On the sidelines: the unknown faces of athletics

Sideline photographers capture senior wide receiver Denzel Mims as he scores one of his three touchdowns Saturday afternoon at McLane Stadium. Cole Tompkins | Multimedia Editor

By KJ Burkley

At Baylor sporting events it’s easy to point out who the important figures are on the field. Players, coaches, referees and spirit squads are recognizable by their uniforms, headsets and striped shirts.

At football games, most Baylor fans could point out the quarterback, running backs and wide receivers because of the constant ball play that revolves around them.

But the players and coaches are not alone on the sidelines. There are many other critical roles that keep the game flowing, from medical staff to the media. These are the faces spectators may not know.

John Morris, assistant athletics director for broadcasting of Baylor Athletics, who is also famously known as ‘The Voice of the Bears’, has been working with Baylor IMG radio for 33 years. Being a Baylor alum himself, Morris knows a lot about sideline activities and the work they are required to do.

“The Big 12 a few years ago really made a push to clean up the sideline,” Morris said. “They pushed to not have people there unless they had a working capacity. So the people that are there are all definitely working to do their jobs the best they can.”

Morris said that equipment managers, athletic trainers, and athletic performance staff all work as part of the team. Their jobs include making sure uniforms pieces and helmets are functioning correctly, making sure that athletes stay hydrated and refreshed, and even work on the strength and conditioning of football players during the offseason and on game day.

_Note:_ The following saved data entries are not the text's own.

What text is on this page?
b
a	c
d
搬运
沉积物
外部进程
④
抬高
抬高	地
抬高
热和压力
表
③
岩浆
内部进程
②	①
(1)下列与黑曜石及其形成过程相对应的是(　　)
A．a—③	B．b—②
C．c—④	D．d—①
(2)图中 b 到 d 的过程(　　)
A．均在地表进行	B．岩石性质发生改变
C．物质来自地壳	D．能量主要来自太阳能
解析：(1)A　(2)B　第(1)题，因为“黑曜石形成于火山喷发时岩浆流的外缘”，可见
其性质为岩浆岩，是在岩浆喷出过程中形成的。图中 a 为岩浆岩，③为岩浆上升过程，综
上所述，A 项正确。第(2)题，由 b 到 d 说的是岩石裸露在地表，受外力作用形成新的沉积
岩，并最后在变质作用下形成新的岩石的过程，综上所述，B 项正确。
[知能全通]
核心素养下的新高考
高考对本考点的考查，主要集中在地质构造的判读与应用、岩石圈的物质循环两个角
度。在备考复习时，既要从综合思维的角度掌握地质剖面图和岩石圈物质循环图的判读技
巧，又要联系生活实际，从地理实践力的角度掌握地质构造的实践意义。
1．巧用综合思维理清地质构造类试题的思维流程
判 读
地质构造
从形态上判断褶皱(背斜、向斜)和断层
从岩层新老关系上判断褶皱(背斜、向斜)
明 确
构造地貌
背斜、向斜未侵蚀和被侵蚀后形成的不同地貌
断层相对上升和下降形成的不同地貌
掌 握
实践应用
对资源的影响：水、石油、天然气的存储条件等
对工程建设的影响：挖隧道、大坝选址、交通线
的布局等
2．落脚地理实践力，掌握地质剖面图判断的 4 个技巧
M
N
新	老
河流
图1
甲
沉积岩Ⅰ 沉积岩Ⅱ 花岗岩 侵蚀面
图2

“Team doctors from Southwest Sports Medicine and Orthopedics are present also,” Morris said. “They have a tent they pop up if they need to evaluate someone during a game. They may not need to take an athlete to the locker room or the hospital, they can just do it right there and hopefully fix whatever needs to be fix so they can get back out on the field.”

In addition to medical and athletic staff, media coverage has a good presence on the sideline. Photographers, parabolic microphones for radio broadcasting and field reporters gather media to present before, during and after the game.

The importance of having these different groups present during the game is important for game success, and football is not the only sport that has this luxury. Teams that take the hard-court also need just as much attention to stay healthy and covered. This is what Seattle sophomore Kendall Kauzlarich, who works with the women’s basketball team as an athletic medicine student worker, emphasized.

“We’re there for them when they need water during drills,”Kauzlarich said. “We stand court side for three to four hours depending on what they need us for. We’re there if they need taping, if they have an injury, if we need to wipe off surfaces on the court. We take care of them that way to prevent injury.”

They might not wear jerseys with their names on the back or be dressed in fancy suits, but the awareness and attention to detail these athletic staff and media make elevates the game to a different level. For Morris, the job can be difficult sometimes, but the love of it keeps him coming back for more.

“It’s a challenge every game to watch the field at all times. If you get distracted, you’re going to miss something on the field,” Morris said when asked how he makes a visual football game an enjoyable audible experience. “But you just learn to focus on what you are doing. And that’s my job — to watch the game and relay what’s going on over the airwaves. It’s a great job and it’s challenging, but I love it.”